Viele Ergebnisse, die sie vorstellen, sind weitgehend konsistent zu der vorliegenden Forschungslage, weshalb der Vortrag insbesondere in den Nebensätzen einen Überblick über den Stand der Forschung erlaubt. Und wenngleich einige der Ergebnisse ihrer Untersuchung US-amerkanischer Studierender (nur) speziell für die Vereinigten Staaten aussagekräftig sind (bspw. die Ergebnisse hinsichtlich der ethnischen Gruppen), erscheint mir eines ihrer zentralen Ergebnisse doch übergreifend aussagekräftig zu sein: (ab ca. 23:30)

Internetnutzung (insbesondere von Sozialen Netzwerkdiensten) und Medienkompetenz („skills“) stehen in einem Zusammenhang mit politischem Engagement im weiteren Sinne.

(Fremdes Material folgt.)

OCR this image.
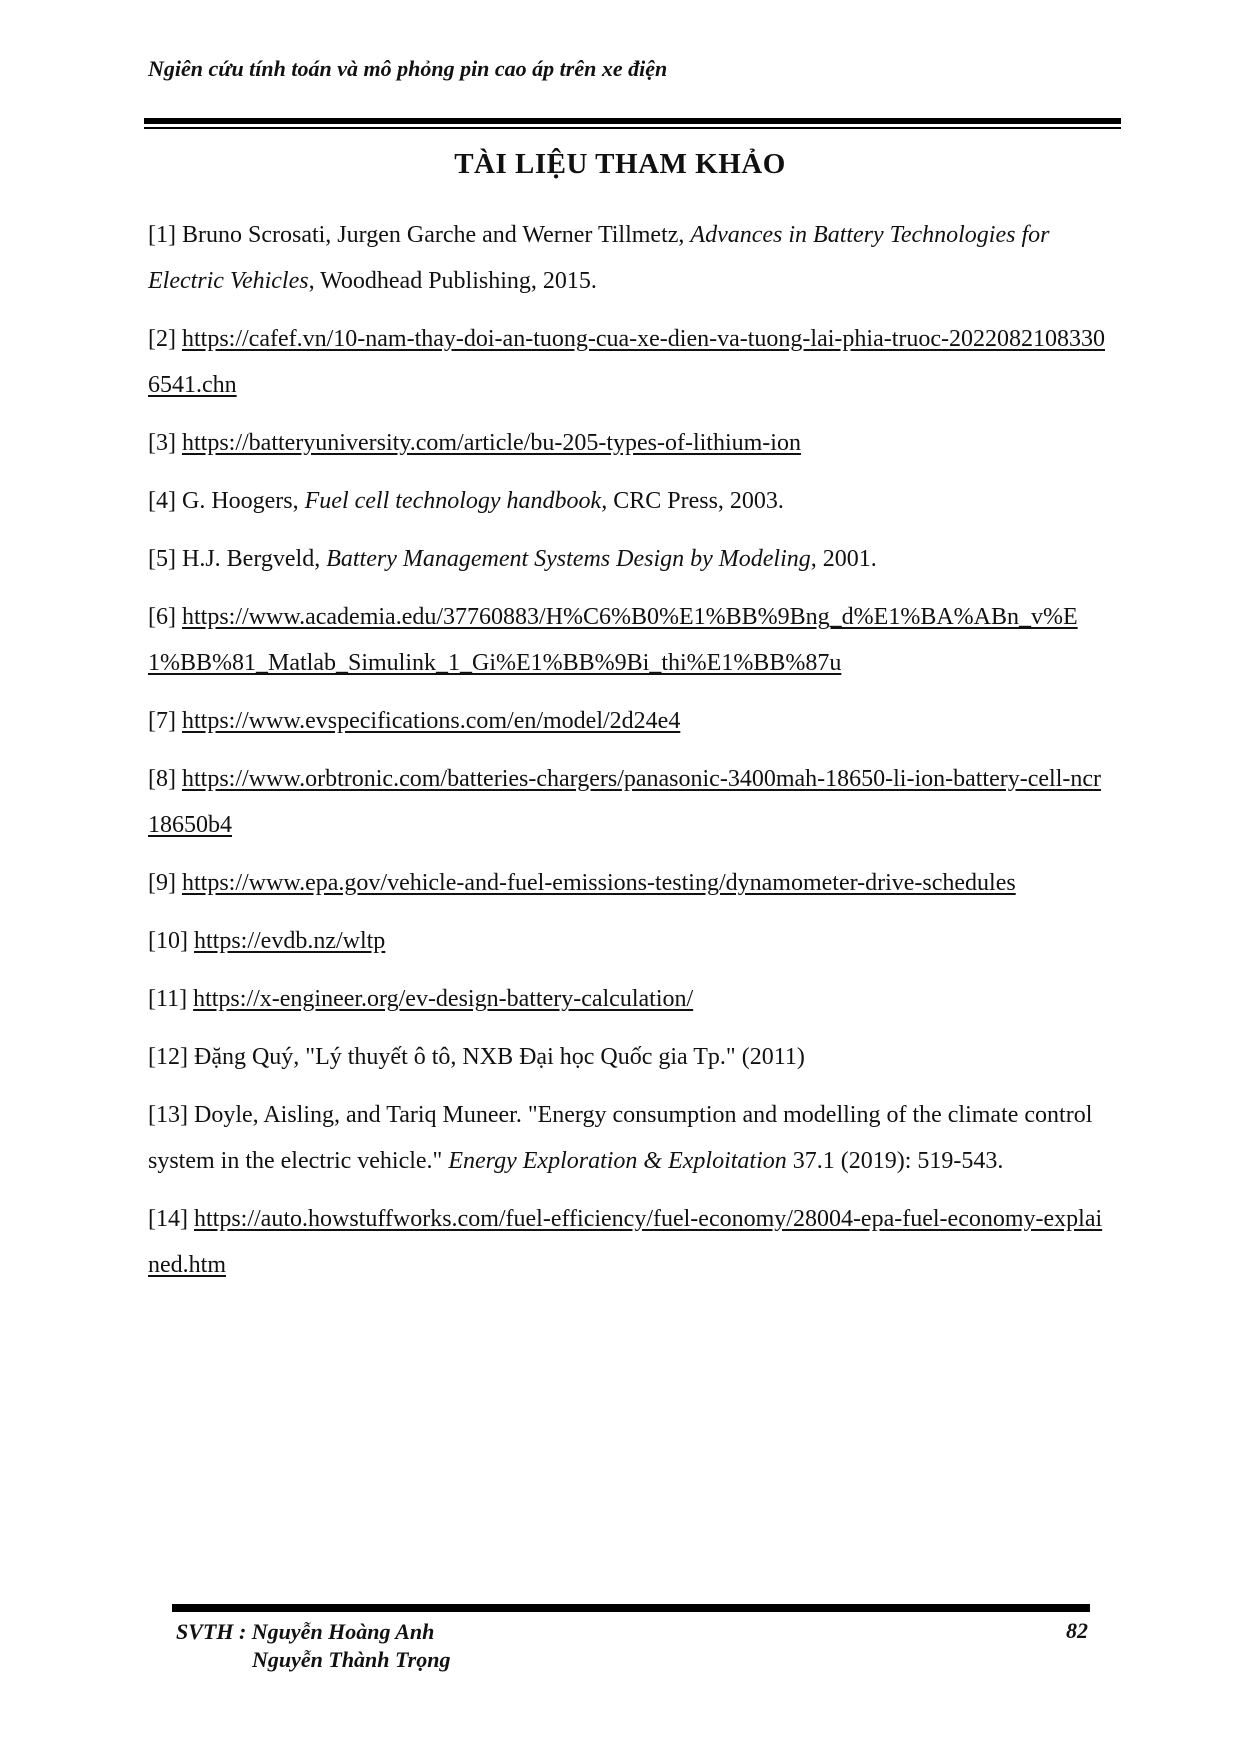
Ngiên cứu tính toán và mô phỏng pin cao áp trên xe điện
TÀI LIỆU THAM KHẢO

[1] Bruno Scrosati, Jurgen Garche and Werner Tillmetz, Advances in Battery Technologies for Electric Vehicles, Woodhead Publishing, 2015.

[2] https://cafef.vn/10-nam-thay-doi-an-tuong-cua-xe-dien-va-tuong-lai-phia-truoc-20220821083306541.chn

[3] https://batteryuniversity.com/article/bu-205-types-of-lithium-ion

[4] G. Hoogers, Fuel cell technology handbook, CRC Press, 2003.

[5] H.J. Bergveld, Battery Management Systems Design by Modeling, 2001.

[6] https://www.academia.edu/37760883/H%C6%B0%E1%BB%9Bng_d%E1%BA%ABn_v%E1%BB%81_Matlab_Simulink_1_Gi%E1%BB%9Bi_thi%E1%BB%87u

[7] https://www.evspecifications.com/en/model/2d24e4

[8] https://www.orbtronic.com/batteries-chargers/panasonic-3400mah-18650-li-ion-battery-cell-ncr18650b4

[9] https://www.epa.gov/vehicle-and-fuel-emissions-testing/dynamometer-drive-schedules

[10] https://evdb.nz/wltp

[11] https://x-engineer.org/ev-design-battery-calculation/

[12] Đặng Quý, "Lý thuyết ô tô, NXB Đại học Quốc gia Tp." (2011)

[13] Doyle, Aisling, and Tariq Muneer. "Energy consumption and modelling of the climate control system in the electric vehicle." Energy Exploration & Exploitation 37.1 (2019): 519-543.

[14] https://auto.howstuffworks.com/fuel-efficiency/fuel-economy/28004-epa-fuel-economy-explained.htm

SVTH : Nguyễn Hoàng Anh
Nguyễn Thành Trọng
82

Das erscheint mir deshalb von Bedeutung zu sein, da immer wieder die Bedeutung von Internetdiensten und von Online-Beteiligungsprozessen diskutiert wird, ohne die dafür notwendigen Voraussetzungen auf Seiten der Nutzenden in den Blick zu nehmen. Vielmehr werden diese oftmals stillschweigend vorausgesetzt.

Insofern erscheint mir diese Studie (neben anderen) relevant, da sie auf die Bedeutung von Medienkompetenz (neben anderen Faktoren) in einem komplexen Zusammenhang zu politischem Engagement heute hinweist. So schließt Shaw mit der leider doch immer wieder notwendigen Klarstellung, dass nicht der Zugang zum Internet bzw. dessen Verfügbarkeit politisches Engagement „bewirkt“.
Vielmehr ist darauf zu blicken, wer es (mit welchen Voraussetzungen) wie für welche Zwecke einsetzen kann und wie diese Möglichkeiten denjenigen eröffnet werden können, die sie nicht eigenständig erschließen können.